Cranston’s not-seasonally-adjusted unemployment rate for March clocked in just below the state’s average, at 11.5% versus 11.8%. Where the city’s employment data is particularly interesting, though, is in its comparison with neighboring Warwick.
Of the cities and towns that the Current has thus far reviewed, only Barrington and Jamestown had lower unemployment rates in March than Warwick’s 10.1%. However, the trends from the 2000 U.S. Census to the 2010 Census may provide some explanation of why the two cities south of Providence differ so much.
Over that period, Warwick lost population, and its labor force increased by only 0.6%, which helped to compensate (unemployment-wise) for the 7.2% drop in actual residents with jobs. In Cranston, by contrast, the population grew 1.4%, and the labor force expanded by 6.2%. So, even though the city’s number of employed residents fell less (2.3%) its unemployment rate grew much more quickly. Cranston started the millennium with an annual average unemployment rate of 4.2%, to Warwick’s 3.8%. (All numbers not seasonally adjusted.)
Of course, that shouldn’t by any means be taken to indicate that Cranston is doing well. As the following chart shows, the city’s labor force is well above its twenty-two-year average, while its number of employed residents is well below. Consequently, its number of unemployed residents is only 11% below the record set in various months of 2010.
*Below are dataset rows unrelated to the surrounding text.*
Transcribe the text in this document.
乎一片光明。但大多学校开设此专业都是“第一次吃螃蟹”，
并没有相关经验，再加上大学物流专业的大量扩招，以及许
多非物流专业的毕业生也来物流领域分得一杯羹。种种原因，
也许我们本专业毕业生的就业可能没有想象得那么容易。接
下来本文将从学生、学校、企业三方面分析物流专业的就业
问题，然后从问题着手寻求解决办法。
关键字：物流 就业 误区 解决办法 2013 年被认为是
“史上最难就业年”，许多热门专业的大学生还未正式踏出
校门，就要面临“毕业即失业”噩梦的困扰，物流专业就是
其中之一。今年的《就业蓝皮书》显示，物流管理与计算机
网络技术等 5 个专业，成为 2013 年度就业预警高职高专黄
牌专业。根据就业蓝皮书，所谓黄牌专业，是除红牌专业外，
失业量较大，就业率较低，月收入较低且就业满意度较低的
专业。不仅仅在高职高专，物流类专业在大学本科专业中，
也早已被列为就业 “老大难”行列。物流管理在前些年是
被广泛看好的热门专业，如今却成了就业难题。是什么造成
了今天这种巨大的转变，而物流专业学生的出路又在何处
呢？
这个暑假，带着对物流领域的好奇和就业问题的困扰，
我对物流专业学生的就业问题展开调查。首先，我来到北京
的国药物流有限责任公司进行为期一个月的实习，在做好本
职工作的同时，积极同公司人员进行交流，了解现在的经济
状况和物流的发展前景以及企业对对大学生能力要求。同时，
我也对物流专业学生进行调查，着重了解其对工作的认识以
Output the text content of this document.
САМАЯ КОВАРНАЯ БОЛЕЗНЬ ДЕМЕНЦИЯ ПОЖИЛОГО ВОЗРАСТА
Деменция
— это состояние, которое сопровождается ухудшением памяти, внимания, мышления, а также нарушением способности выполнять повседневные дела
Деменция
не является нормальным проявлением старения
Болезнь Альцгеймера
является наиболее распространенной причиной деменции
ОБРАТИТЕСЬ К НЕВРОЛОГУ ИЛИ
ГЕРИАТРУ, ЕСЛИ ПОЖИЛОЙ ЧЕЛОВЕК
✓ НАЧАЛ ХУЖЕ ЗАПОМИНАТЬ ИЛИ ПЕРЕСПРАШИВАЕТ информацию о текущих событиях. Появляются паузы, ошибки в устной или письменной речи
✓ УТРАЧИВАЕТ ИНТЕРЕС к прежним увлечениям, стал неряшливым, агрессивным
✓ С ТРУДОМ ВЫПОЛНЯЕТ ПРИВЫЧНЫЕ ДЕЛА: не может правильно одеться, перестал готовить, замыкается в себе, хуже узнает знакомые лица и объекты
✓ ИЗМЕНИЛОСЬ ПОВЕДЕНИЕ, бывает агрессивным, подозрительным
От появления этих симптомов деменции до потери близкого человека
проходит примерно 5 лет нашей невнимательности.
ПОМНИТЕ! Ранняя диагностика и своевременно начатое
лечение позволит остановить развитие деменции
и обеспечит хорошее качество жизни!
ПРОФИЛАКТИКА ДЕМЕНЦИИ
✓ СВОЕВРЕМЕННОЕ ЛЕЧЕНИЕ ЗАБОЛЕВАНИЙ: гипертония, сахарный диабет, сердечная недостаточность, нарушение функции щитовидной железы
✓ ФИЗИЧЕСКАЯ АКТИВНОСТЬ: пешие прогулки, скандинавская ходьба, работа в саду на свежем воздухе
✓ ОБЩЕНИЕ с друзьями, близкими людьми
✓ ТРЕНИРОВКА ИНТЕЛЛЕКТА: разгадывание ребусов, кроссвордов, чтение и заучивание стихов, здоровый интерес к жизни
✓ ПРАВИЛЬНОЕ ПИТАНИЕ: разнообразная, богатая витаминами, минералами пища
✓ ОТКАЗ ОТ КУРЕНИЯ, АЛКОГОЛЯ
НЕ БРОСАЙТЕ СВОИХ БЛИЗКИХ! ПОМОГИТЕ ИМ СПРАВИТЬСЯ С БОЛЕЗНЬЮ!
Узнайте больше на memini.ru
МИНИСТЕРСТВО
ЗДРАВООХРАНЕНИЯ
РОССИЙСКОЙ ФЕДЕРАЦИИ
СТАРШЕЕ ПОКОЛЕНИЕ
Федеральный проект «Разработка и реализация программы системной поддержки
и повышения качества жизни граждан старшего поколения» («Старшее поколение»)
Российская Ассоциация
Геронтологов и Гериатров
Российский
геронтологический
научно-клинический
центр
Unemployment is the distance between the two lines.
Note on the Data
The population data above comes from the U.S. Census conducted every ten years and is therefore generally considered reliable, to the extent that is used as reference for various government programs and voter districting.
The labor force and unemployment data, however, derives from the New England City and Town Areas (NECTAS) segment of the Local Area Unemployment Statistics (LAUS) of the federal Bureau of Labor Statistics (BLS). A detailed summary of the methodology is not readily available, but in basic terms, it is a model based on and benchmarked to several public surveys. It can be assumed that the sample rate (i.e., the number of people actually surveyed) in each Rhode Island town is very small (averaging roughly 30 people per municipality).
The trends shown, it must be emphasized, are most appropriately seen as trends in the model that generally relate to what’s actually happening among the population but are not an immediate reflection of it. Taking action on the assumption that the exact number of employed or unemployed residents shown corresponds directly to real people in a town would vest much too much confidence in the model’s accuracy.
Be that as it may, the data has been collected and published, and taken a town at a time, it is relatively easy to digest. So, curiosity leads the Current to see it as the best available data to deepen our understanding of trends within Rhode Island. If the findings comport with readers’ sense of how the towns relate to each other, perhaps lessons regarding local and statewide policies may be drawn. If not, then the lesson will be on the limitations of data in our era of information overload.